Christopher Blauvelt is an American cinematographer, and a third generation film craftsman.

==Career==
Blauvelt started his career in the camera and electrical department under cinematographers Harris Savides, Christopher Doyle and Lance Acord.

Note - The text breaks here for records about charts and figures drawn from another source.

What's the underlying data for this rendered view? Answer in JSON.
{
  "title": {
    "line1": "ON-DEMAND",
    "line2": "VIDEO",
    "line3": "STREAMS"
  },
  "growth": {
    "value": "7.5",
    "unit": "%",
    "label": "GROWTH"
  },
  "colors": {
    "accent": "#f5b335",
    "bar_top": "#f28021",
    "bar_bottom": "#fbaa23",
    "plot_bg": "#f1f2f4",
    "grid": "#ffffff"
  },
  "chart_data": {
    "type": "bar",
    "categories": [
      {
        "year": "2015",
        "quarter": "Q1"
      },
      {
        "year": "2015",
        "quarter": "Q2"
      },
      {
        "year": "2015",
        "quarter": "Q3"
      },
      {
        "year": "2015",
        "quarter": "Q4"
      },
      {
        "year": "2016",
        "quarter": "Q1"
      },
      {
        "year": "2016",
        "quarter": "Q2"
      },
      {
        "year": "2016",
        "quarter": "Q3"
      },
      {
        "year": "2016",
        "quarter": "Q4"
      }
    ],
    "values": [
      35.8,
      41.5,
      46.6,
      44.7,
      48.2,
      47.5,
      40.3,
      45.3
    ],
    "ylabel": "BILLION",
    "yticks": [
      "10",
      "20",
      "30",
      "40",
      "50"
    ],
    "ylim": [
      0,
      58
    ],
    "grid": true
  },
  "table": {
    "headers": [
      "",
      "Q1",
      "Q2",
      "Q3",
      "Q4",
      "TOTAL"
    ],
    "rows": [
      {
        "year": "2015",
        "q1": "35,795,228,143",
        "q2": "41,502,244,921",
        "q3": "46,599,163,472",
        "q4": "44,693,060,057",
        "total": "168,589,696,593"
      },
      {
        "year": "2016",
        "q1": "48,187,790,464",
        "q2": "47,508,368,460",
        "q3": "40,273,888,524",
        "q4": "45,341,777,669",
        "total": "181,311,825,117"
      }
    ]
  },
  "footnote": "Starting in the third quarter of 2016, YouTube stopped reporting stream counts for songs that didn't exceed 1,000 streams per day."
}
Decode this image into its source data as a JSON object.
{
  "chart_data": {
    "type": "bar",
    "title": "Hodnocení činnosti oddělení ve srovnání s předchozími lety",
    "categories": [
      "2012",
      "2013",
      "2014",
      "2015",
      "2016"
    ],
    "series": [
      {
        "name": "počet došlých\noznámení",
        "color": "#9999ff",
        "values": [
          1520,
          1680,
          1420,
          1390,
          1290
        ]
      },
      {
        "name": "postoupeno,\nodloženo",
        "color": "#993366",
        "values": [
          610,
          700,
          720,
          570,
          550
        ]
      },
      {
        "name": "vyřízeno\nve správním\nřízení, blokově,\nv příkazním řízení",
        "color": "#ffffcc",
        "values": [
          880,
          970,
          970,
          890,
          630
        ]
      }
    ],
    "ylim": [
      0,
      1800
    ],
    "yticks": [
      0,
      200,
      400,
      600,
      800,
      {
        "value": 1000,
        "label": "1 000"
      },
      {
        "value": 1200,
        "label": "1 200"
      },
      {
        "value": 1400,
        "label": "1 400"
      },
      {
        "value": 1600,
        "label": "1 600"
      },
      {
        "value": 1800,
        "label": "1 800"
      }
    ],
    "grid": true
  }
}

He continued to work with cinematographer and mentor Savides until his sudden death from brain cancer.

==Filmography==

===Feature film===

| Year | Title | Director | Notes |
| 2010 | Meek's Cutoff | Kelly Reichardt |  |
| 2012 | Nobody Walks | Ry Russo-Young |  |
| The Discoverers | Justin Schwarz |  |
| 2013 | The Bling Ring | Sofia Coppola | With Harris Savides |
| Max Rose | Daniel Noah |  |
| Night Moves | Kelly Reichardt |  |
| The Disappearance of Eleanor Rigby | Ned Benson |  |
| 2014 | Low Down | Jeff Preiss |  |
| How and Why | Charlie Kaufman | TV movie |
| 2015 | I Am Michael | Justin Kelly |  |
| Sweet Kandy | Nicholas Peate |  |
| 2016 | Indignation | James Schamus |  |
| Certain Women | Kelly Reichardt |  |
| 2018 | Don't Worry, He Won't Get Far on Foot | Gus Van Sant |  |
| State Like Sleep | Meredith Danluck |  |
| Mid90s | Jonah Hill |  |
| 2019 | The Dead Ones | Jeremy Kasten |  |
| First Cow | Kelly Reichardt |  |
| 2020 | Emma. | Autumn de Wilde |  |
| 2022 | Warm Blood | Rick Charnoski | Also executive producer |
| Showing Up | Kelly Reichardt |  |
| What Remains | Ran Huang |  |
| 2023 | May December | Todd Haynes |  |
| 2025 | Hot Milk | Rebecca Lenkiewicz | With Si Bell |
| The Mastermind | Kelly Reichardt |  |

Documentary film

| Year | Title | Director | Notes |
|---|---|---|---|
| 2022 | Stutz | Jonah Hill |  |
| 2023 | Ignore Heroes - The True Sounds of Liberty | Jack Grisham | With Kenneth Vatan-Woodall |
| 2026 | IPI | Yasmin Hed |  |

===Music video===
Cinematographer

| Year | Title | Artist | Director | Ref. |
|---|---|---|---|---|
| 2007 | "Pennywhistle" | ALOKE | Jack Patrick |  |
| 2013 | "Stay" | Tiny Hearts | Justin Kelly |  |
|  | "Glory to the World" | El Perro Del Mar | Emily De Groot |  |
|  | "Working Class Hero" | Green Day | Samuel Bayer |  |
|  | "Underdog" | Turin Brakes | Sophie Muller |  |
| 2016 | "Dark Necessities" | Red Hot Chili Peppers | Olivia Wilde |  |

Director

| Year | Title | Artist | Ref. |
| 2020 | "Deleter" | Grouplove |  |
| "Youth" |  |

==Awards==
For his work on Meek's Cutoff, Blauvelt earned an ICP Nomination, and best cinematography at the Valladolid International Film Festival for Night Moves.

In 2012, Variety hailed him as a "Cinematographer to Watch". In 2013, Indiewire also listed him as a "Cinematographer to Watch".

In 2014, Blauvelt won the Dramatic Cinematography award at the Sundance Film Festival, for Low Down.